Web Exclusive: The Biology of Cancer and Aging

March 16, 2007
Elizabeth Whittington

CURE, Spring 2007, Volume 6, Issue 2

A quick look at how age affects cancer risk and mortality.

People 65 years or older are 10 times more likely to develop cancer than younger people, and the mortality rate for older cancer patients is 16 times greater than the rate for those under 65. The risk of certain cancers tends to increase with age, and includes breast, prostate and colon cancers. Some cancers are also more aggressive as one gets older, including certain types of leukemia and lymphomas, while others, such as breast and prostate cancers, are slower growing.

Several studies are examining the correlation between aging and cancer. One preclinical study found that the lack of a specific gene responsible for repairing damaged DNA can cause the body to age, possibly prematurely. Scientists responsible for the mouse study say the findings weren’t unexpected since DNA damage is known to cause cancer. DNA can be damaged by stress on the body, carcinogens or just the wear-and-tear of constant cell growth and death, and without functioning DNA repair genes, the damage can lead to cancer.

Scientists say the accumulation of DNA damage causes typical aging characteristics, but how we respond to that damage is mostly determined by genes, including those responsible for growth hormone pathways, which contribute to cell growth and development. As we get older, those hormone levels go down, contributing to decreased muscle mass and bone density, resulting in sarcopenia, osteoporosis and increased bone breaks. Other factors that contribute to aging and cancer risk are environmental factors and lifestyle habits, such as choosing not to smoke or eating a healthy diet.
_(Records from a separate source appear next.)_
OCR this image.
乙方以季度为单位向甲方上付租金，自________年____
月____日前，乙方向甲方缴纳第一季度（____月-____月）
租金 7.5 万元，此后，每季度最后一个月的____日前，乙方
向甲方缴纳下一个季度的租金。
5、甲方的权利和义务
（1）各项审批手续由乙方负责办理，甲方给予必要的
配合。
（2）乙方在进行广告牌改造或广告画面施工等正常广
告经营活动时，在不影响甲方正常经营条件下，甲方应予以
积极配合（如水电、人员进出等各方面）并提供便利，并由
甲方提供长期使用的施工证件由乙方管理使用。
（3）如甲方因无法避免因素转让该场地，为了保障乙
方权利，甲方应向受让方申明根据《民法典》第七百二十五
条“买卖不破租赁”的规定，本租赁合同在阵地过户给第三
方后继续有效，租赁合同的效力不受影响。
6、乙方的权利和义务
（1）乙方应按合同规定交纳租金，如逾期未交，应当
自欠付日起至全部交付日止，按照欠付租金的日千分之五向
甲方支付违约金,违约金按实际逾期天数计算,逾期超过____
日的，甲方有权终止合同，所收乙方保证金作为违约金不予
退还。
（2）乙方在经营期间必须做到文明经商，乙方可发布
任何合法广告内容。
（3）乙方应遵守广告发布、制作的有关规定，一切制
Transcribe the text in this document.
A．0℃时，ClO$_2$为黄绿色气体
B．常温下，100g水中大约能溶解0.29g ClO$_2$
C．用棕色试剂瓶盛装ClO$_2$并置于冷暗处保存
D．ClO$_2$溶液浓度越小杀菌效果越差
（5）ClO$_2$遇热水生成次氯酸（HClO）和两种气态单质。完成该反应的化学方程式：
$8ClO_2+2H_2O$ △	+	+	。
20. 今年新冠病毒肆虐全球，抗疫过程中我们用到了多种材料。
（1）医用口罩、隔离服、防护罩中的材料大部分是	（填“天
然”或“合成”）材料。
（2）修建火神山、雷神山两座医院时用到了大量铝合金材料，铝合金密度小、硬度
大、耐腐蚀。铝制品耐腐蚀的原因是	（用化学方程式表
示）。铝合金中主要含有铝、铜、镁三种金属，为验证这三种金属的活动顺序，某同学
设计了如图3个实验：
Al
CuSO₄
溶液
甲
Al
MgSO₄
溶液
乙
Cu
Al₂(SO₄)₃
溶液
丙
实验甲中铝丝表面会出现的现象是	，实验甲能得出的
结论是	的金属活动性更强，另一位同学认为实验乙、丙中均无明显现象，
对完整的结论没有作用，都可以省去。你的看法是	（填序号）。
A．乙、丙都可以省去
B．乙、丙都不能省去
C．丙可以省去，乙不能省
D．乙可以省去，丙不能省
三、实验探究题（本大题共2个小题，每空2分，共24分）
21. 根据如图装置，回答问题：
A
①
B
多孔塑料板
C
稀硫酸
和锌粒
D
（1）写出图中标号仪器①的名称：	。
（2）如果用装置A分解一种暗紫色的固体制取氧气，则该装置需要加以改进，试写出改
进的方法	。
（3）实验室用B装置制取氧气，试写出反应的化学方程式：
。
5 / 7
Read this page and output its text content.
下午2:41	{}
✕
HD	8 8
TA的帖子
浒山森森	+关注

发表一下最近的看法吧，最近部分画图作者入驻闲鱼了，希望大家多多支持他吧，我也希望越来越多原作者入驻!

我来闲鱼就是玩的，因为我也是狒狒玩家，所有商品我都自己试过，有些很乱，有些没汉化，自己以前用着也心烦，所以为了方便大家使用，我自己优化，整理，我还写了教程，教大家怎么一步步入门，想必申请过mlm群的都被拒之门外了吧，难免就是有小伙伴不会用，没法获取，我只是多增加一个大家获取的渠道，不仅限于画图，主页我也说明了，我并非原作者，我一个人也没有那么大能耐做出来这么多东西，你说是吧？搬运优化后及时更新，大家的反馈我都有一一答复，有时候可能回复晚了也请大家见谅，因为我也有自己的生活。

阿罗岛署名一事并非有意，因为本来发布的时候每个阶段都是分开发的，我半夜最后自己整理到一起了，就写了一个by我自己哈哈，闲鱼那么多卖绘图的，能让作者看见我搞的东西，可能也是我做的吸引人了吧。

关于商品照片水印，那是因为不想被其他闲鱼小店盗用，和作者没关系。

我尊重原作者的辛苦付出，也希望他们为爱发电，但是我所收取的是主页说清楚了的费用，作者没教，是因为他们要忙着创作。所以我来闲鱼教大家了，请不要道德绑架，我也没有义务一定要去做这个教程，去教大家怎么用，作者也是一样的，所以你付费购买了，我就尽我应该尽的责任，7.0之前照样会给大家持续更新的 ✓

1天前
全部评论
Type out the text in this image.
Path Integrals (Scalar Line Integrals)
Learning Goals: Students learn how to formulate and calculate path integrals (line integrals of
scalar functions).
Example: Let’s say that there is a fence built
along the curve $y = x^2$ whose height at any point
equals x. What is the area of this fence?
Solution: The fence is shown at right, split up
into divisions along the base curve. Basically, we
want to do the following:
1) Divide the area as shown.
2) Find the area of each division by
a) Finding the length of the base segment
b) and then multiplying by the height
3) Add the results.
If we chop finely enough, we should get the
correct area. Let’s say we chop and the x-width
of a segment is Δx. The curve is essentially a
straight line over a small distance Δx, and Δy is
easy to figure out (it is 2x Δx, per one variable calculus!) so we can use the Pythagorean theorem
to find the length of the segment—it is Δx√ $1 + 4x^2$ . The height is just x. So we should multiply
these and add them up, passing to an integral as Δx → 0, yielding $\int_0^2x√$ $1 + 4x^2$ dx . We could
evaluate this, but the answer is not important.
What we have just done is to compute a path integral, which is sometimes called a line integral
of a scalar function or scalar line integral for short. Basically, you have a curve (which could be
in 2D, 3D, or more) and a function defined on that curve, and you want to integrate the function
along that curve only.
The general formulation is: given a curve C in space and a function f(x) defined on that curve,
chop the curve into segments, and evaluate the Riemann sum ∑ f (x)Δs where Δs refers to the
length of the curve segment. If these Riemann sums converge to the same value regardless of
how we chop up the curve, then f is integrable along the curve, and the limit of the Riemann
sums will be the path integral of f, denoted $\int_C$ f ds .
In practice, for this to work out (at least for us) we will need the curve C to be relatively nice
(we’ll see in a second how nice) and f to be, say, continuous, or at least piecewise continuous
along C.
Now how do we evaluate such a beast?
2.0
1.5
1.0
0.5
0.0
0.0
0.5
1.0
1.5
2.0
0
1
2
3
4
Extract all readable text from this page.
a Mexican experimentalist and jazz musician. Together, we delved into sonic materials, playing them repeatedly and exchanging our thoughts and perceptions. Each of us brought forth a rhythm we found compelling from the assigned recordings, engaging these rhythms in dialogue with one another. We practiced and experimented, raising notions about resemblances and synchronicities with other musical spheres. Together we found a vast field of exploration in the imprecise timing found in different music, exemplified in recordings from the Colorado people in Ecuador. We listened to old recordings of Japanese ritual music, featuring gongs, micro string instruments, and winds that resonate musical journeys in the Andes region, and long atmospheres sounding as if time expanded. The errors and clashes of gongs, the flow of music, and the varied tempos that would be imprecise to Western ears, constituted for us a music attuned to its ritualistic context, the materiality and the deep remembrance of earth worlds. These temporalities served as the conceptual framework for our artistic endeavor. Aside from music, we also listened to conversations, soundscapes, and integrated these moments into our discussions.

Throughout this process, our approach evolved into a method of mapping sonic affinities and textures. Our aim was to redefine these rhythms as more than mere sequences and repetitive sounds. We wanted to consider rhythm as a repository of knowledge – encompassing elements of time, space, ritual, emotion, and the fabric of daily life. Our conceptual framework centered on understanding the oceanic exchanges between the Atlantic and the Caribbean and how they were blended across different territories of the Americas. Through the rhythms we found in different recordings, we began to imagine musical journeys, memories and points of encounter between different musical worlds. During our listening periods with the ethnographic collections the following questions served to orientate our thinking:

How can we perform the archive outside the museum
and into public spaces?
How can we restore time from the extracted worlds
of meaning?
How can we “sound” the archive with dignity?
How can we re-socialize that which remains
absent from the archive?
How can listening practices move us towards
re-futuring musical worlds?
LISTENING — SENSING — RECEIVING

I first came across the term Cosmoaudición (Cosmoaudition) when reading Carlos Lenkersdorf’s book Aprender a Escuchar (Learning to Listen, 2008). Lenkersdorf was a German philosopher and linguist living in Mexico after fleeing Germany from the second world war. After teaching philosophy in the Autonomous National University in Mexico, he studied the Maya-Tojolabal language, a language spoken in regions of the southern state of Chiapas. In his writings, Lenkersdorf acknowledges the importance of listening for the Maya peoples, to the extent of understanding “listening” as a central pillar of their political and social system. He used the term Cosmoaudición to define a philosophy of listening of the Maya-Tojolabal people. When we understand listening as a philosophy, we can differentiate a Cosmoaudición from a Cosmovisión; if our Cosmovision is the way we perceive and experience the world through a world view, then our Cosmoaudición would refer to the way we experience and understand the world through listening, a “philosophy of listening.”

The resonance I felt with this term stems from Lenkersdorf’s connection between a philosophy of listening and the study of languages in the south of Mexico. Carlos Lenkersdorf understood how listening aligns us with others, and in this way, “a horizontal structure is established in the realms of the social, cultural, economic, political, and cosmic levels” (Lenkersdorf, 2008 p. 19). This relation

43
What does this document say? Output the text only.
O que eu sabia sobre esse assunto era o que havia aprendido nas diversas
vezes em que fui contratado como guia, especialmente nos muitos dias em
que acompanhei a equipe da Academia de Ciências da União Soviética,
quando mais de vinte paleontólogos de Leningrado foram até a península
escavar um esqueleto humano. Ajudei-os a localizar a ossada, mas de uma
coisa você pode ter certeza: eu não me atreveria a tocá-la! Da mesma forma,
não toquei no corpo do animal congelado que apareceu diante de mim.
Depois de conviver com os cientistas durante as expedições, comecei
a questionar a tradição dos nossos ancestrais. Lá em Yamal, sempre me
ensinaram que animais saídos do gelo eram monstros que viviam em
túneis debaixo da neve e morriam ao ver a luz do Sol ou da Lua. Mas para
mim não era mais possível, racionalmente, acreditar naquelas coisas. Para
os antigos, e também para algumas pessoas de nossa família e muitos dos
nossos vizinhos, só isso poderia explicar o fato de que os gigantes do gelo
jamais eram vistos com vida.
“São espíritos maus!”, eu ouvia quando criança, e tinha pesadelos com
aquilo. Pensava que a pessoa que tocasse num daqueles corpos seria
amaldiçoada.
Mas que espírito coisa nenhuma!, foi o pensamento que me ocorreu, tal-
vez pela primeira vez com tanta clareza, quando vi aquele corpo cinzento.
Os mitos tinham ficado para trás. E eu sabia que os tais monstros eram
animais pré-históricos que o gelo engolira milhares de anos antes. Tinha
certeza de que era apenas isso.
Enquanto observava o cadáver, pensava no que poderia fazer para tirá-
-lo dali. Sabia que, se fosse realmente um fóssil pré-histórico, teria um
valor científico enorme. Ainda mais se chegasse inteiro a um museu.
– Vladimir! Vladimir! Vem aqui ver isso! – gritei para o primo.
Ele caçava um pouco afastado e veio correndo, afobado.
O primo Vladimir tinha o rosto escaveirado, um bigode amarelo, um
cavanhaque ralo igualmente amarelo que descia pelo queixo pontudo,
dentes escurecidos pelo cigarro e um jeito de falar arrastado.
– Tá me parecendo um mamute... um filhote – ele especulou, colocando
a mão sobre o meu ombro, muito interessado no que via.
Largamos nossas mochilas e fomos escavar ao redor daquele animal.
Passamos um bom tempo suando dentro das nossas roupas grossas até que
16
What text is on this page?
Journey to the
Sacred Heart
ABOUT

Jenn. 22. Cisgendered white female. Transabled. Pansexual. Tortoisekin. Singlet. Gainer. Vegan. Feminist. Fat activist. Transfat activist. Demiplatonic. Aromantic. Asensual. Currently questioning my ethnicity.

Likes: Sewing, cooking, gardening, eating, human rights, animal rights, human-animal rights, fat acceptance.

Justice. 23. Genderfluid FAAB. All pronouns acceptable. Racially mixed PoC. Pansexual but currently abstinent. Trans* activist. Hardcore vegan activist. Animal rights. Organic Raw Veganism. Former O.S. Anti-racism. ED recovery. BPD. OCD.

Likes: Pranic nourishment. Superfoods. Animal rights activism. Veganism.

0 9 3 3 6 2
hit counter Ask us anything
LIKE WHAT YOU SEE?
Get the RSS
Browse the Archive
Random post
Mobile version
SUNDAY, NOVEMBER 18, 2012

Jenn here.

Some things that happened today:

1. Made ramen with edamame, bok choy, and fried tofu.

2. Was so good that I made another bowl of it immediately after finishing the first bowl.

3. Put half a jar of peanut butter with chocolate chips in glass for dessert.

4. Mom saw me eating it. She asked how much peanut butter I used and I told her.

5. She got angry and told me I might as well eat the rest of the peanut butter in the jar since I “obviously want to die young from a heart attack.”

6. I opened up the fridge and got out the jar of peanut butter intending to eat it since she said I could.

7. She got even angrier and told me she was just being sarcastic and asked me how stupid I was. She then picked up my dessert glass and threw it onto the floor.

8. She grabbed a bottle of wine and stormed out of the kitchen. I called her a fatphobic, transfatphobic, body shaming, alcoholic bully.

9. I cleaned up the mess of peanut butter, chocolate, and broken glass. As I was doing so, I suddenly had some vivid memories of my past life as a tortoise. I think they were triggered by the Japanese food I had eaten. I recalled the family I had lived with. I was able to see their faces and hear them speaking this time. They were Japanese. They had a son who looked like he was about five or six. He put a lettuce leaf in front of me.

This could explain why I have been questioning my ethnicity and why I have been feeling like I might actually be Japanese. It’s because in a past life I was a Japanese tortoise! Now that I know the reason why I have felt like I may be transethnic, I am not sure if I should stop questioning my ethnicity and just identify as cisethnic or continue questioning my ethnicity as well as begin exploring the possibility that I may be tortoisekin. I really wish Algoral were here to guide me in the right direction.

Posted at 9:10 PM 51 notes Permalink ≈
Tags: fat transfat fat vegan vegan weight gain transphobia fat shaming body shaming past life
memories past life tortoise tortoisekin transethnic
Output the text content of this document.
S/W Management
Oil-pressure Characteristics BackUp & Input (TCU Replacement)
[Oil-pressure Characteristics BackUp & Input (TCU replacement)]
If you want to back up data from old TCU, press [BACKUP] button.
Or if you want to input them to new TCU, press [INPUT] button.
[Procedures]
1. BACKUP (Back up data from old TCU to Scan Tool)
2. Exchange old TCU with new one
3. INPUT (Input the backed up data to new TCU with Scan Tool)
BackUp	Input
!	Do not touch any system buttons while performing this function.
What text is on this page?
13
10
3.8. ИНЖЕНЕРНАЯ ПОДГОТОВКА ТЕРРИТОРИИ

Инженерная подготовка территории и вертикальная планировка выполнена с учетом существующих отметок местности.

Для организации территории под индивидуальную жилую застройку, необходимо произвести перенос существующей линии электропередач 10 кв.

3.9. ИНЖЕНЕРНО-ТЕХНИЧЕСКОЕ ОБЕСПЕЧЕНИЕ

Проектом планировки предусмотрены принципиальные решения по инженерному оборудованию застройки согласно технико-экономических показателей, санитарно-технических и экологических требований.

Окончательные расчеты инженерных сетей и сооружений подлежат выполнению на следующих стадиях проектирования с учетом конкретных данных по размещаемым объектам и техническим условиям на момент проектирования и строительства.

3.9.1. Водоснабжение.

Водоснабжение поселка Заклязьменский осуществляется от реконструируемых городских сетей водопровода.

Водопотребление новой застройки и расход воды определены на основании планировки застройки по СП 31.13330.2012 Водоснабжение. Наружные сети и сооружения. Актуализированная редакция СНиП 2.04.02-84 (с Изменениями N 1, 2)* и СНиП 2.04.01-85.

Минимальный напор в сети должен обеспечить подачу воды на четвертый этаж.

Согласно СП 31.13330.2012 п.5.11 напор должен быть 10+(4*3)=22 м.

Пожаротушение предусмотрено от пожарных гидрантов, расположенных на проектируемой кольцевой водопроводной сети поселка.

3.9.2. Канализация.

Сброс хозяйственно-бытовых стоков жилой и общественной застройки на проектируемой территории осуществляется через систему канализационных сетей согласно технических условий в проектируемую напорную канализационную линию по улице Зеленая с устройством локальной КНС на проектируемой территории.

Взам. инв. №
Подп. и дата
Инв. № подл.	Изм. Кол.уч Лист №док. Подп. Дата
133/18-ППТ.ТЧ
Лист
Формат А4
Another theory is that healthy cells do not infinitely divide and replicate. Most adult cells are believed to have a set number of times it can divide (between 50 to 70 times), and regions of DNA called telomeres located on the ends of chromosomes get progressively shorter after each replication. (Young cells have an enzyme called telomerase that prevents telomeres from becoming shorter for several cycles). Once the telomeres become “too short,” the cell stops dividing. The shortened telomeres have also been associated with cancer and increased risk of death. When a cell becomes pre-cancerous, it may divide quickly, and consequently its telomeres become shorter. When it becomes a cancer cell, it activates the telomerase enzyme to prevent the telomere from becoming any shorter. Research has found shortened telomeres in many cancers, including pancreatic, prostate, bladder and lung cancers.